The next problem in the “The Little Book of Semaphores” is called the “unisex bathroom problem”, by Allen Downey himself. The problem statement reads as follows:

A friend of the author took a job at Xerox. She was working in a cubicle in the basement of a concrete monolith, and the nearest women’s bathroom was two floors up. She proposed to the Uberboss that they convert the men’s bathroom on her floor to a unisex bathroom, sort of like on Ally McBeal.

The Uberboss agreed, provided that the following synchronization constraints can be maintained:

• There cannot be men and women in the bathroom at the same time.

• There should never be more than three employees squandering company time in the bathroom.

It’s a categorical exclusion problem: the limited resource is the bathroom and the exclusion is that any number (up to three) of females or any number of males can be in the bathroom simultaneously, but never a mix of them. Unlike the readers-writers probelm, if a category of workers is waiting for the shared resource, this does not limit the access to the resource by the other category. For example, if the bathroom is currently occupied by males, other males can come in, but a female arriving at the queue does not prevent more males from going in if there’s enough space. Obviously this leads to starvation.

This problem cannot be solved by simply repurposing sync.RWMutex. Let’s sale that “readers” represent females and “writers” represent males. Any number of females can use the bathroom at the same time, but only one male would be able to do so. The problem can be solved by using a sync.Cond, but the solution is a little convoluted.

A simple solution can be developed using channels, with a pattern that has been used before in this series. Start by declaring a Bathroom as a structure holding some channels:

type Bathroom struct {
	m       chan Person
	f       chan Person
	exit    chan Person
	males   int
	females int
}

The m and f channels are used by males and females to queue at the bathroom. The males and famales fields are counters to keep track of occupancy. The exit channel is used by a Person to signal that it’s leaving the bathroom. To use the bathroom, a Person does this:

func (p Person) UseBathroom(in, out chan Person) {
	in <- p
	time.Sleep(time.Duration(250+rand.Intn(100)) * time.Millisecond)
	out <- p
}

the person queues at the bathroom door, stays a little in there and then leaves the bathroom. The Bathroom itself enforces the constraints:

func (b *Bathroom) Service() {
	m := b.m
	f := b.f
	for {
		select {
		case <-m:
			b.males++
			f = nil
			if b.males == 3 {
				m = nil
			}
		case <-f:
			b.females++
			m = nil
			if b.females == 3 {
				f = nil
			}
		case p := <-b.exit:
			switch p.Gender {
			case Male:
				b.males--
				m = b.m
				if b.males == 0 {
					f = b.f
				}
			case Female:
				b.females--
				f = b.f
				if b.females == 0 {
					m = b.m
				}
			}
		}
	}
}

The two local variables m and f are used to control who can enter. When a male enters the bathroom, f is set to nil. When a female enters, m is set to nil.
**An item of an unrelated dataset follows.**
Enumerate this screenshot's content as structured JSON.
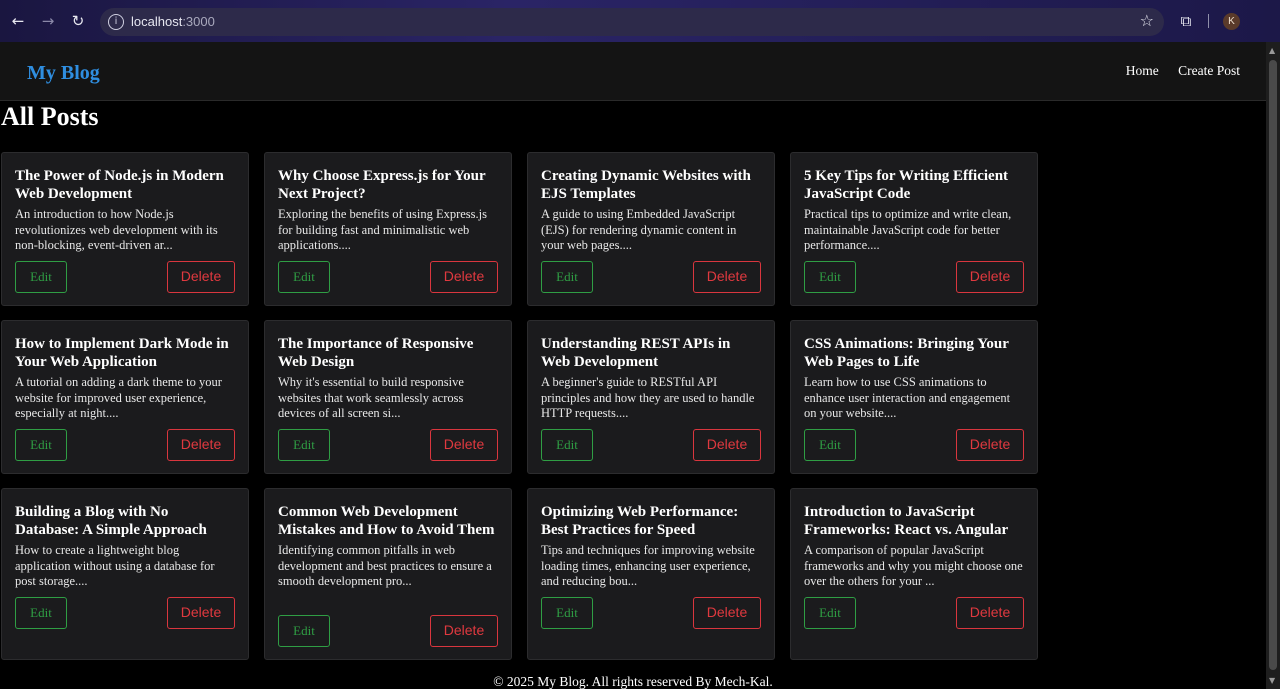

This based on Dave Cheney’s Channel Axioms, specifically “a receive from a nil channel blocks forever”. In this way, when a male is in the bathroom, other males can enter (because that channel is not nil) but females cannot. If a male enters the bathroom and the occupancy reaches 3 people, the m channel is set to nil to prevent more males from entering. The same logic applies for females.

When a male leaves the bathroom by sending the signal on the exit channel, the occupancy is decreased and the channel for entering the bathroom is restored. If the bathroom becomes empty, then the other channel is “activated” again. In this way the constraints are satisfied.

Note that while people exiting the bathroom require only one channel, people entering the bathroom require two because it’s necessary to stop a category from entering the bathroom when the other is already present. When exiting, the category doesn’t matter. Also note that the males and females counters are not necessary, it’s enough to have an occupancy counter, but I kept the two counters for clarity in the presentation.

I find this solution simpler than the equivalent one based on semaphores if for no other reason that it’s simple to follow.

The full source (with minor modifications for presentation) is here.

The next problem in the book is called the “baboon crossing problem” and it’s conceptually identical to this one. After that comes the “Modus Hall problem”, which is very similar, but contains an interesting variation to the constraints.